3. Februar 2016

Tsipras zwischen den Fronten


Griechenlands Beschäftigte treten in zweitägigen Generalstreik gegen geplante Rentenreform
Von Heike Schrader, Athen

Der Widerstand gegen die geplante Rentenreform in Griechenland wächst. Beim ersten Generalstreik des neuen Jahres am heutigen Donnerstag, dem dritten unter der Regierung von Syriza und der nationalistischen Partei Anel, wird mit einem weitgehenden Stillstand des Landes gerechnet. Neben den Gewerkschaften der abhängig Beschäftigten nehmen diesmal auch fast alle Verbände von Selbständigen, Handwerkern und Kleinunternehmen sowie der komplette Agrarsektor teil. Die Journalisten streikten bereits am gestrigen Mittwoch, um am Donnerstag vorrangig über den Generalstreik berichten zu können.

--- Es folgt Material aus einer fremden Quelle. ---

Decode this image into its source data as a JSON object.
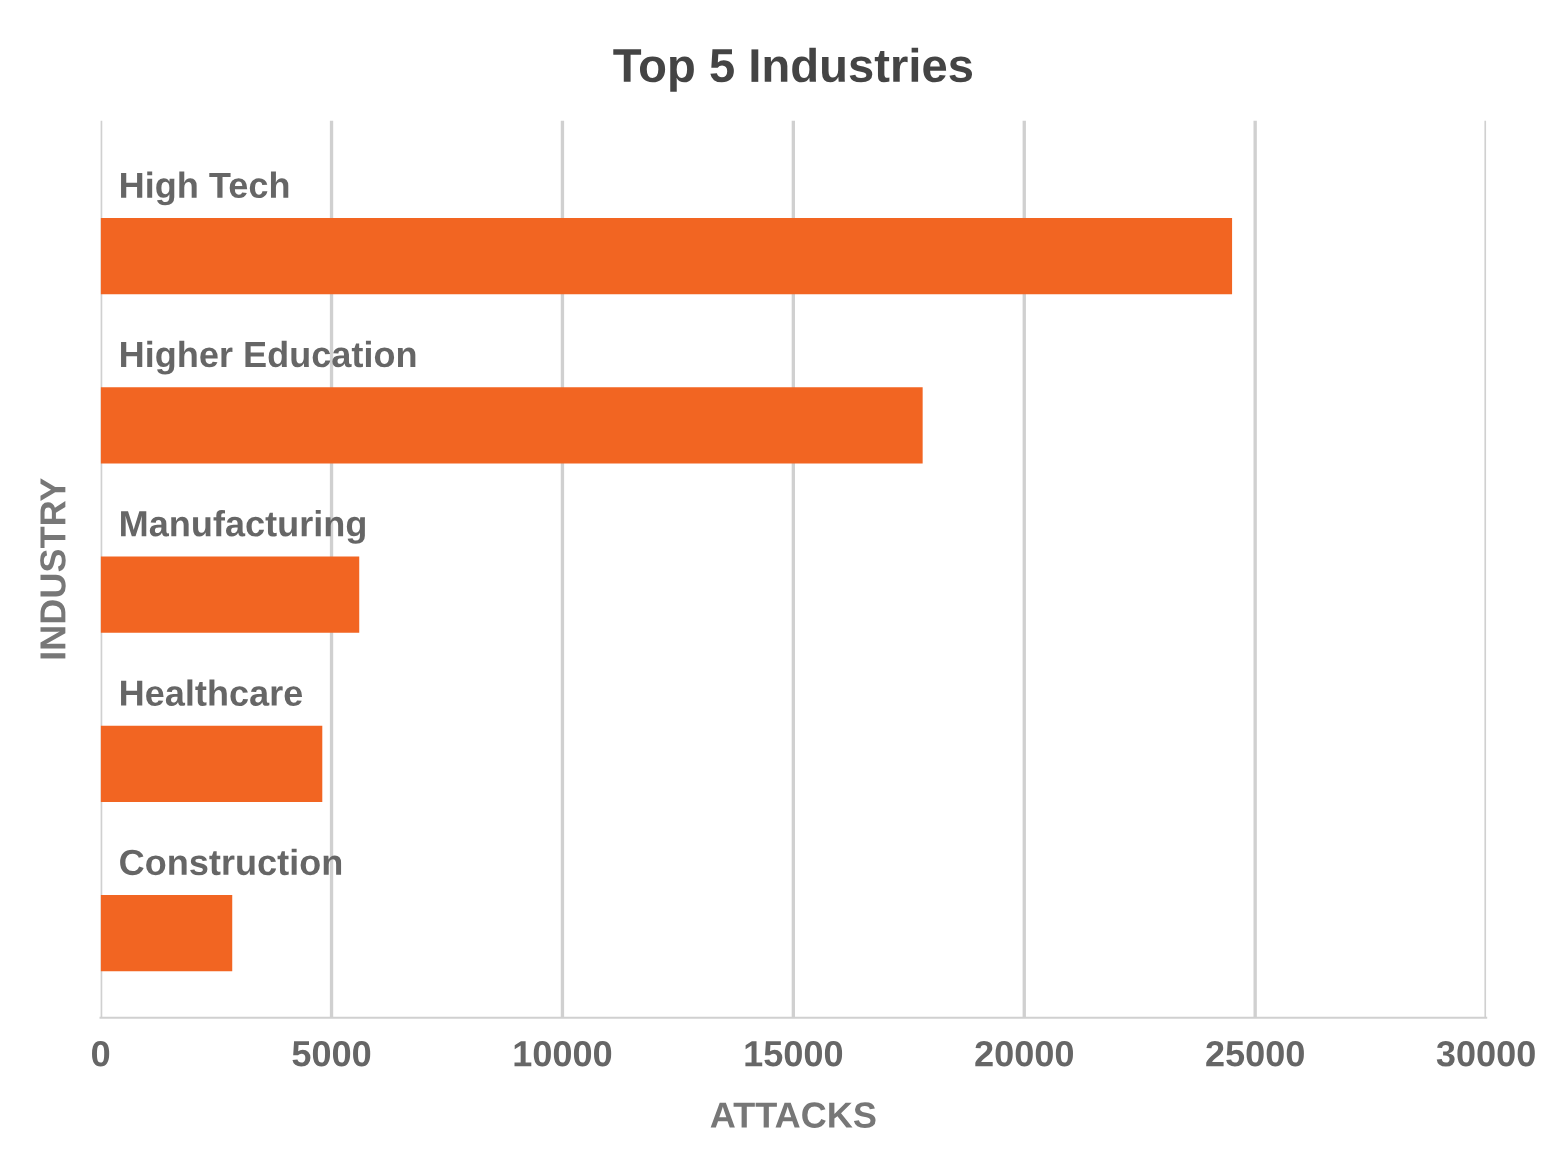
{
  "chart_data": {
    "type": "bar",
    "orientation": "horizontal",
    "title": "Top 5 Industries",
    "xlabel": "ATTACKS",
    "ylabel": "INDUSTRY",
    "categories": [
      "High Tech",
      "Higher Education",
      "Manufacturing",
      "Healthcare",
      "Construction"
    ],
    "values": [
      24500,
      17800,
      5600,
      4800,
      2850
    ],
    "color": "#f26522",
    "xlim": [
      0,
      30000
    ],
    "xticks": [
      0,
      5000,
      10000,
      15000,
      20000,
      25000,
      30000
    ],
    "grid": "x",
    "legend": false
  }
}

Viele Berufsgruppen befinden sich bereits im Widerstand. Seit Mitte Januar harren die Bauern an den Verkehrsadern des Landes aus, seit Anfang der Woche haben sie ihre bisher symbolischen Blockaden auf empfindliche Eingriffe in den Straßenverkehr ausgeweitet. Manche Grenzübergänge sind deswegen permanent geschlossen, Autobahnen teilweise für bis zu zwölf Stunden komplett gesperrt. Unterstützt werden die Landwirte von den überwiegend selbständigen Lastwagenfahrern.

In den Häfen bleiben die Schiffe für mindestens zwei Tage liegen. Ab heute treten zum dritten Mal innerhalb weniger Wochen die Seeleute in den Streik. Anschließend wollen sie ebenso wie die Tankwagenfahrer über eine Fortsetzung des Ausstandes beraten. Wenn letztere länger streiken sollten, könnte an den Tankstellen bereits in wenigen Tagen der Sprit ausgehen.

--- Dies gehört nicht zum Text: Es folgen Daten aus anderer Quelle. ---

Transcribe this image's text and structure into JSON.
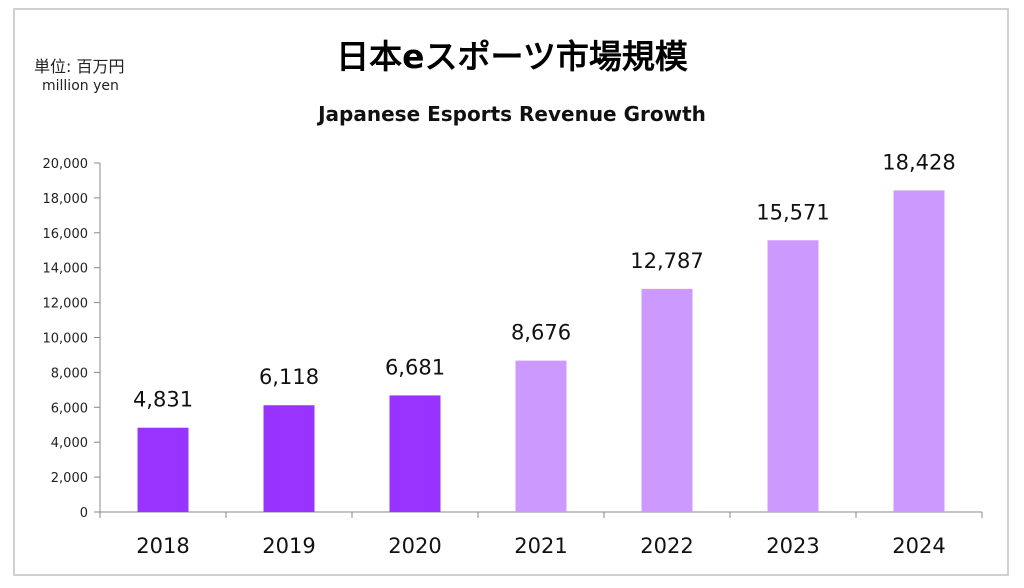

In ihren Forderungen sind sich die Widerständigen weitgehend einig: Die von Syriza-Arbeitsminister Giorgos Katrougalos vorgeschlagene Rentenreform muss zurückgezogen und eine Neuordnung des Rentensystems unter Einbeziehung aller Betroffenen verhandelt werden. Insbesondere die Erhöhung der Beiträge für Selbständige und Landwirte von derzeit etwa sieben auf 20 Prozent des Monatseinkommens ist für die erst kürzlich von drastischen Steuererhöhungen Betroffenen nicht hinnehmbar. Die zukünftigen Rentner unter den abhängig Beschäftigten wehren sich dagegen vor allem gegen erneute Absenkungen der bereits in den vergangenen Krisenjahren gekürzten Altersbezüge. Einhellig werden die Pläne als reine Kürzungsmaßnahmen verurteilt, die ungeeignet für eine tatsächliche Stabilisierung des Rentensystems sind.

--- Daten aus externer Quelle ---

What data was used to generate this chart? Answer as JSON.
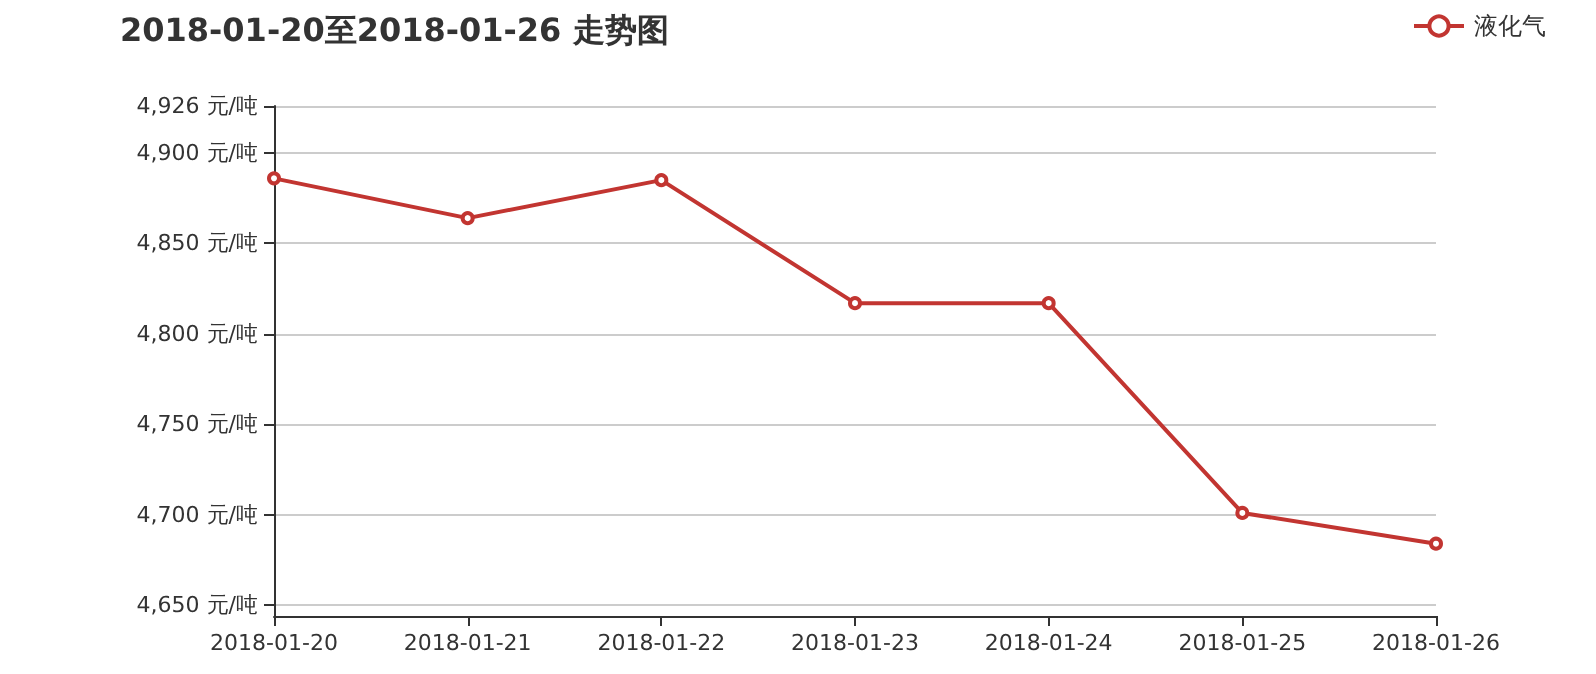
{
  "chart_data": {
    "type": "line",
    "title": "2018-01-20至2018-01-26 走势图",
    "categories": [
      "2018-01-20",
      "2018-01-21",
      "2018-01-22",
      "2018-01-23",
      "2018-01-24",
      "2018-01-25",
      "2018-01-26"
    ],
    "series": [
      {
        "name": "液化气",
        "color": "#c23531",
        "values": [
          4886,
          4864,
          4885,
          4817,
          4817,
          4701,
          4684
        ]
      }
    ],
    "ylim": [
      4644,
      4926
    ],
    "yticks": [
      {
        "value": 4650,
        "label": "4,650 元/吨"
      },
      {
        "value": 4700,
        "label": "4,700 元/吨"
      },
      {
        "value": 4750,
        "label": "4,750 元/吨"
      },
      {
        "value": 4800,
        "label": "4,800 元/吨"
      },
      {
        "value": 4850,
        "label": "4,850 元/吨"
      },
      {
        "value": 4900,
        "label": "4,900 元/吨"
      },
      {
        "value": 4926,
        "label": "4,926 元/吨"
      }
    ],
    "grid": "y",
    "legend": "top right",
    "marker": "circle",
    "line_style": "solid"
  }
}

Versuche der Regierung, die Berufsgruppen gegeneinander auszuspielen oder mit vagen Aussichten auf Nachbesserungen zum Stillhalten zu bewegen, liefen bisher ins Leere. Die Mehrheit der Versammlungen an den Blockadepunkten hat eine Rücknahme der Pläne zur Vorbedingung für die von Ministerpräsident Alexis Tsipras persönlich angebotenen Gespräche gemacht. Die Vertreter von fast 20 Vereinigungen von Ingenieuren, Juristen, Medizinern, Naturwissenschaftlern und anderen im Wissenschaftsbetrieb Tätigen legten in einer gemeinsamen Erklärung am Dienstag abend die Gründe für eine Aussetzung ihrer Verhandlungen mit der Regierung dar: Diese habe »bis heute keine konkreten und quantifizierten Daten vorgelegt« und »den eigenen Beitrag zum Dialog auf unbestimmte Vorschläge und Allgemeinplätze beschränkt«.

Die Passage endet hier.